David is happy to welcome any men or women over 50 who wish join the Monday night sessions at King Alfred’s Field on Stonegate Road from 5pm to 6pm and 6.30pm to 7.30pm.

To join, call David on 07921 528499 or email

Sam Kept Things Kosher at Gourmet

Sam Brightbart – Deli Manager

At the beginning it was mental. The day after Boris Johnson’s first lockdown announcement, I was walking around the shop at six in the morning with a tape measure! Simon and Marshall offered a fantastic click and collect service from their pop-up shop, but they didn’t do refrigerated items. We’re the only kosher deli in the area and it was a couple of weeks before Passover, so we had panic buying on top of the usual Pesach stockpiling.

We’ve been here the whole time and not a single member of staff has missed a minute of work. Our butcher manager Ray has worked here for 40 years and was looking forward to a winding things down after dropping down to part-time hours! It felt like a life or death situation at the beginning, but the whole team: Glyn, Jon, John, Amanda, Cam, Brian and our apprentice Jordan, not forgetting the Shermans, have all been fantastic. Glynn and Ray are in their 60s and I have asthma, so there were times when we were afraid, but not one person complained.

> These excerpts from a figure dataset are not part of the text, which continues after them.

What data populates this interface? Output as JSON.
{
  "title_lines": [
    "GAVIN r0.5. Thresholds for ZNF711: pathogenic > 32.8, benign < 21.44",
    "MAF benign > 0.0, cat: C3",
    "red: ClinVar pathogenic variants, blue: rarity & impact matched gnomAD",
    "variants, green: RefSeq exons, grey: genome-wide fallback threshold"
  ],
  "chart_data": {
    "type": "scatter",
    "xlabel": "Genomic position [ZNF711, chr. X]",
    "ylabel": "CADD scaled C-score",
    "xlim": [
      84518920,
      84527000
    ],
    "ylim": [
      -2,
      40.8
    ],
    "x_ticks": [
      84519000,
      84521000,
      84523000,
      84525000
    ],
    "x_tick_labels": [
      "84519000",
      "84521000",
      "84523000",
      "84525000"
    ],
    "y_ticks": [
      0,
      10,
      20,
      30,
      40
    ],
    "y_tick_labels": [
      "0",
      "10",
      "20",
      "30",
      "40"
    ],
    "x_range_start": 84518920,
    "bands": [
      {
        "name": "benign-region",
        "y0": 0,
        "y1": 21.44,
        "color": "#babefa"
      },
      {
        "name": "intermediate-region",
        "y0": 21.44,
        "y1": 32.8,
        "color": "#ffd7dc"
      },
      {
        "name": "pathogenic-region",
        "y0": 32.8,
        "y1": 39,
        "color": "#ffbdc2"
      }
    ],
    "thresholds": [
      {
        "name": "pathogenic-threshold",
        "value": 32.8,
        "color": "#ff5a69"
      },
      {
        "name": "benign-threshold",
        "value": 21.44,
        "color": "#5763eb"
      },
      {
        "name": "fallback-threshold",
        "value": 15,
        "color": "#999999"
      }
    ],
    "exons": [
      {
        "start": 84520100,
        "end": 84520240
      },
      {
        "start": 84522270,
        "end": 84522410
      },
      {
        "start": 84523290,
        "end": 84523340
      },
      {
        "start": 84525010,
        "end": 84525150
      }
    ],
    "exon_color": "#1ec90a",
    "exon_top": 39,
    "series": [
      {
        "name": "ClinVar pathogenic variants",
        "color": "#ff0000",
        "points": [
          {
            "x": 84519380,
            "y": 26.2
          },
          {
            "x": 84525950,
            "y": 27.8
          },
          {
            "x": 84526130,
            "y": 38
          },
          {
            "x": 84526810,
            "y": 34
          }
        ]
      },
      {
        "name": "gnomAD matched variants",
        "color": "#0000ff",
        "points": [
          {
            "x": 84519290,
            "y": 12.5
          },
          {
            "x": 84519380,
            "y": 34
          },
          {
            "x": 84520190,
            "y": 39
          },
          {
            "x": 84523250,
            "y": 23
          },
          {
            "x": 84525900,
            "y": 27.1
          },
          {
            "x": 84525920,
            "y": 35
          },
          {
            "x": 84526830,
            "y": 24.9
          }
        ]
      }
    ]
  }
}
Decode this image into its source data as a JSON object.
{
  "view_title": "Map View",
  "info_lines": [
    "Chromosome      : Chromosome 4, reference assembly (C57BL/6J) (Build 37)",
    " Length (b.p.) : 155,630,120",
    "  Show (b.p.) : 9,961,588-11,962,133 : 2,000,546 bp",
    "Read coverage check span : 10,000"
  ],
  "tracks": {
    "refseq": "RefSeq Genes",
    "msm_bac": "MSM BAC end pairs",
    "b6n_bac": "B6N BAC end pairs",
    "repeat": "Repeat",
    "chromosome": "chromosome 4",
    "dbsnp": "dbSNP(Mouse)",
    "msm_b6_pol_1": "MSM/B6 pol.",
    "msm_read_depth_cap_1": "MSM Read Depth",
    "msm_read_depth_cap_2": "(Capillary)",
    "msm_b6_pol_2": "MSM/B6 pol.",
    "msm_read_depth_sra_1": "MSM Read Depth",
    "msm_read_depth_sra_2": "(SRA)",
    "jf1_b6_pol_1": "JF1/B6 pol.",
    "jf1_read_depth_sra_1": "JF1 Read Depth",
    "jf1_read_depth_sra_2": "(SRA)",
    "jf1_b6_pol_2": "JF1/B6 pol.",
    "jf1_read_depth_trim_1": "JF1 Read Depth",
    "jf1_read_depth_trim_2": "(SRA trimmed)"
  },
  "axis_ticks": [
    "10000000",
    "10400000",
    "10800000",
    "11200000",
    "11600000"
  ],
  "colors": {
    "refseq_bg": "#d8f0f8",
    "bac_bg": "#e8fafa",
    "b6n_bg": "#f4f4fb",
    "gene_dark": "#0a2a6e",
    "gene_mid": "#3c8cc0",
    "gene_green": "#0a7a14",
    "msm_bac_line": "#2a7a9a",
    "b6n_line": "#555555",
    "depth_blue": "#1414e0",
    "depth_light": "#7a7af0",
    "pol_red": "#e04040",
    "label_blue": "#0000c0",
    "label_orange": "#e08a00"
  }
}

The health and safety aspect has increased the workload and we’re closed on Mondays now just to replenish stock and deep clean. With many big supermarkets, the shoppers queue politely outside, but inside it’s mayhem – so here, we encourage customers to follow the rules.  It’s been hard work, but the feedback from the community has made it worthwhile. A lot of worried older people are saying this is the only shop they’ll visit, because their kids have told them it’s the safest place to be – so it’s nice to know the effort we’ve put into making the place Covid-secure has been appreciated.

We want to thank all our customers who have supported us and been compliant with our policy and the generosity of people helping each other with their shopping has been heart-warming. The shop has been running for over 100 years, so we weren’t going to shut without putting up a fight. But we must remember, the virus is still out there and we mustn’t get complacent.